Voters in 2008 approved the state’s “Death with Dignity” law, allowing terminally ill patients to ask doctors to prescribe them medication to end their lives. Under the law, a patient must be deemed competent to qualify. Additionally, the patient must make oral and written requests for the lethal medication.
McNeely told the judge on Thursday that he initially refused his wife’s request.
His client knew before he pulled the trigger that what he was about to do was illegal, but “he no longer could ignore Linda’s pleas to end her suffering. Knowing that her illness was terminal, with no hope of remission, he did her bidding,” Mestel wrote in court papers.
Her father is an honorable man, who gave her mother the peace she wanted, the couple’s daughter told Wynne.
“We should not be here today,” the woman said. Her father doesn’t deserve to be punished for his compassion, she added.
Snohomish County deputy prosecutor Katie Wetmore didn’t fight the defense’s request for leniency. In exchange for pleading guilty to murder, prosecutors agreed to recommend a sentence below the standard range. McNeely faced up to 18 years in prison. The case was charged without the deadly weapon enhancement that would have mandated even more prison time.
Wetmore told the court it was important that McNeely be charged with murder to accurately reflect his actions. She also agreed that the circumstances warranted a sentence below the standard range.
Wynne clearly wrestled with finding an appropriate legal punishment. He told McNeely that many people are faced with seeing their loved ones suffer from cruel diseases. The longtime judge said he can understand wanting to alleviate an ailing person’s pain.
“The state and the court can’t condone you taking your wife’s life the way you did,” Wynne said.
The criminal justice system should hold the defendant accountable, the judge said.

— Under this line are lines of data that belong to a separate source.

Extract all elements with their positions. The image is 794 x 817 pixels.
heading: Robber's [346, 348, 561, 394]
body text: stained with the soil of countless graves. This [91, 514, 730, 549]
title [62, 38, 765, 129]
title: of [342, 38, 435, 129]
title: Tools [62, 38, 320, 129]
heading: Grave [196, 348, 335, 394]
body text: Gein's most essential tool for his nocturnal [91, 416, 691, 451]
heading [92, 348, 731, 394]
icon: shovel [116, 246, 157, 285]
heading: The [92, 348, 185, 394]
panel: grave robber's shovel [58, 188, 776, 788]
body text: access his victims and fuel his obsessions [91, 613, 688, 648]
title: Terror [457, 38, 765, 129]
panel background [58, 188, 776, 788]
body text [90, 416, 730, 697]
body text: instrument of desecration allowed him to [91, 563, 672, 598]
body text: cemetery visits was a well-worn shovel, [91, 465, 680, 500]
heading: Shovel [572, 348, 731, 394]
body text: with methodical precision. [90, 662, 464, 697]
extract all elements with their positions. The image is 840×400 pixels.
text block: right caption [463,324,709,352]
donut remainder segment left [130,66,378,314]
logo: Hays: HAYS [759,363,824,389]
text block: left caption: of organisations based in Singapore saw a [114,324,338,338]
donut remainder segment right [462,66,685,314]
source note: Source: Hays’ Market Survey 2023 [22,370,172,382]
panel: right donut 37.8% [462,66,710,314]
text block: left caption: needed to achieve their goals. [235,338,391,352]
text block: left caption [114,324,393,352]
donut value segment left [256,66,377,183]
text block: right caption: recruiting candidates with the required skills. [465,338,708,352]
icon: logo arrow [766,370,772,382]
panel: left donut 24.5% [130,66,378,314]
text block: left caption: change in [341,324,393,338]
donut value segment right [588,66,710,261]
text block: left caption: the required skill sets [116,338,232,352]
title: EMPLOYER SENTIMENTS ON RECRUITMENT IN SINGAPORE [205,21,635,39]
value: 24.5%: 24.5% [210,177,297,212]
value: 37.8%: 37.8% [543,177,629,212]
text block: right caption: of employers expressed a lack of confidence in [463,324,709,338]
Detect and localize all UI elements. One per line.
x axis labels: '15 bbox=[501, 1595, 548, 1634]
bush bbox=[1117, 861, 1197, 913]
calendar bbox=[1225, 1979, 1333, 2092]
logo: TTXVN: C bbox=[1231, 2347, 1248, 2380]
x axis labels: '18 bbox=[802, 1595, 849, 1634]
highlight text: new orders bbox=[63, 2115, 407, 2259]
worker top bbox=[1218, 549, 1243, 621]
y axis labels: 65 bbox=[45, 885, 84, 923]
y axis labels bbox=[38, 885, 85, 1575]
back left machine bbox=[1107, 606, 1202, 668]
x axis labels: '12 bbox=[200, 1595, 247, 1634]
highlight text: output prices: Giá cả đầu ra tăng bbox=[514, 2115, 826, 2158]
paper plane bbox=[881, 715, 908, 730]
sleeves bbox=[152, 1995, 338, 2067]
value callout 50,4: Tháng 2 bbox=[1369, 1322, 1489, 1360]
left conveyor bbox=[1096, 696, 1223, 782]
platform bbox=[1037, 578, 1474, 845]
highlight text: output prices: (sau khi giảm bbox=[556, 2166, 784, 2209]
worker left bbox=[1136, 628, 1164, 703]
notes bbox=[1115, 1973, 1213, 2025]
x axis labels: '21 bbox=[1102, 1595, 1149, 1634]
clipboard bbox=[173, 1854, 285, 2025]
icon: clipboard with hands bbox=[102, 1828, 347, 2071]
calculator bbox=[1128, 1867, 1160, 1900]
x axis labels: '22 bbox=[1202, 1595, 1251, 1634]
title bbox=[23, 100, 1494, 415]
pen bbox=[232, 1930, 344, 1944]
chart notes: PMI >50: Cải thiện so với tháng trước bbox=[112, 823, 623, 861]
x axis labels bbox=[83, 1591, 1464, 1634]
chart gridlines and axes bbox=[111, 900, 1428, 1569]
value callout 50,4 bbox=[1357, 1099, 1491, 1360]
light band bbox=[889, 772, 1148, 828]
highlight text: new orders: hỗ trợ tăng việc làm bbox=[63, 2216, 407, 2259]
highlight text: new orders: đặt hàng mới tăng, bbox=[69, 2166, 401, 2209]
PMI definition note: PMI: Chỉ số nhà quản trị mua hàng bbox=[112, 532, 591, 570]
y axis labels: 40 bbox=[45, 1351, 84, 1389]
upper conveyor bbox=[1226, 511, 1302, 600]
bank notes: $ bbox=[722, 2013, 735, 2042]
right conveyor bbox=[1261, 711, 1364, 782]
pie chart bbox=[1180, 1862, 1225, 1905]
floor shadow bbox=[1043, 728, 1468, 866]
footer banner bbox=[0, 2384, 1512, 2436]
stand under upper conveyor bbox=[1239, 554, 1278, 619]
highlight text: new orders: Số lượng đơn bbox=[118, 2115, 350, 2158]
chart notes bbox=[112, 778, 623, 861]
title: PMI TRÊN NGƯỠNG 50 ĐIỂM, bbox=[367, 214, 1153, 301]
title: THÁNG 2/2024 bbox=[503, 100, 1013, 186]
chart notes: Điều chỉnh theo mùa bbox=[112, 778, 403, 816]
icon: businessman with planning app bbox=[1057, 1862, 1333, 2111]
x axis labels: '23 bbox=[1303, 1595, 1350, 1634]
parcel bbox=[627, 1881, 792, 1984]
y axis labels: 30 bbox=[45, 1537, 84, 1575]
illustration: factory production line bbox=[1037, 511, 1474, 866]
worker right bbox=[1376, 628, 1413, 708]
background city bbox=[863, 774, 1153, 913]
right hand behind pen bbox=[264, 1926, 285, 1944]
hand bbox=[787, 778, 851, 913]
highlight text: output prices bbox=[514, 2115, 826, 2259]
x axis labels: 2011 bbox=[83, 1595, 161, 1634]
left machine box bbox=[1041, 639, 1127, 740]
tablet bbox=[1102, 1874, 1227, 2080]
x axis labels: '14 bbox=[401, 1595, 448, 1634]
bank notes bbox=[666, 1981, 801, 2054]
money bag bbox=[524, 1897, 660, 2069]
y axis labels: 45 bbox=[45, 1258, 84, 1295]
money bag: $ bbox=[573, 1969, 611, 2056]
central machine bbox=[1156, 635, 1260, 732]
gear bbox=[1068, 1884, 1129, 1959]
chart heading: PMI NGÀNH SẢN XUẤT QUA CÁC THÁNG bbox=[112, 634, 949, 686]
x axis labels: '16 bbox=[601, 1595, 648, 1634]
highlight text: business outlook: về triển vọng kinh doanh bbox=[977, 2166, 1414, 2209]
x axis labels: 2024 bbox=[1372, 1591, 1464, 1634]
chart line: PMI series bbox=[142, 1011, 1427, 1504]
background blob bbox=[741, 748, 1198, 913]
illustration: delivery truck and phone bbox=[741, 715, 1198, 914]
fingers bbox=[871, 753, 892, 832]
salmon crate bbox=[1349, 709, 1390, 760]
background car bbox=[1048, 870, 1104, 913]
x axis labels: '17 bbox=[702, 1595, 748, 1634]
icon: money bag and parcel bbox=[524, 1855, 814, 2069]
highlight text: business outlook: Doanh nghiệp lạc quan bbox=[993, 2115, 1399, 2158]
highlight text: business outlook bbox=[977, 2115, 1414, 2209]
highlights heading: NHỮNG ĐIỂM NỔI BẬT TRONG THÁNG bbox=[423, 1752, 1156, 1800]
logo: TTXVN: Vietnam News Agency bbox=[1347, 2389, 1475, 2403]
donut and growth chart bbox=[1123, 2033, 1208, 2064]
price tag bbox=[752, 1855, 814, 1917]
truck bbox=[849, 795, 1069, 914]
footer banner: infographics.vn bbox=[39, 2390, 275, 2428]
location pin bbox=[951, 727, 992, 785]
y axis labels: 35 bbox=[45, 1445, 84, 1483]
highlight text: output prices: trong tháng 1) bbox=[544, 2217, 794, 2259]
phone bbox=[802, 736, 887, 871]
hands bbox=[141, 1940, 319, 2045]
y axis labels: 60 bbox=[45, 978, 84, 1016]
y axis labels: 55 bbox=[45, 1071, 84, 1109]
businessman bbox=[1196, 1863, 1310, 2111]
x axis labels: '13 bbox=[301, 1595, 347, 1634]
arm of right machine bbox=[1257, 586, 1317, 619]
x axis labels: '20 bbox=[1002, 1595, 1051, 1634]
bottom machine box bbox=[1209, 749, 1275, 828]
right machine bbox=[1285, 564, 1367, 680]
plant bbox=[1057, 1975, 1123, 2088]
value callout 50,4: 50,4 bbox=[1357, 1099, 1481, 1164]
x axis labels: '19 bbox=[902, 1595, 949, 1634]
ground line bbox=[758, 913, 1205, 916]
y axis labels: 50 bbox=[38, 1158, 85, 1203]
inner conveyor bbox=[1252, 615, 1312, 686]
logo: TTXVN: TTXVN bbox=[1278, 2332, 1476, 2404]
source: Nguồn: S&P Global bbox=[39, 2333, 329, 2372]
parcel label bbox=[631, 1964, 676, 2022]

Wynne agreed to the recommended sentence, finding a legal basis to deviate from the standard range. He found that the defendant doesn’t pose a significant risk to the community and that his intentions were thought to be humanitarian, not criminal. Additionally, the victim to a significant degree was a willing participant in the incident, the judge concluded.
Before he was led off to the jail, McNeely tearfully hugged his children, reassuring them that he’ll be OK.
He asked them to take care of each other.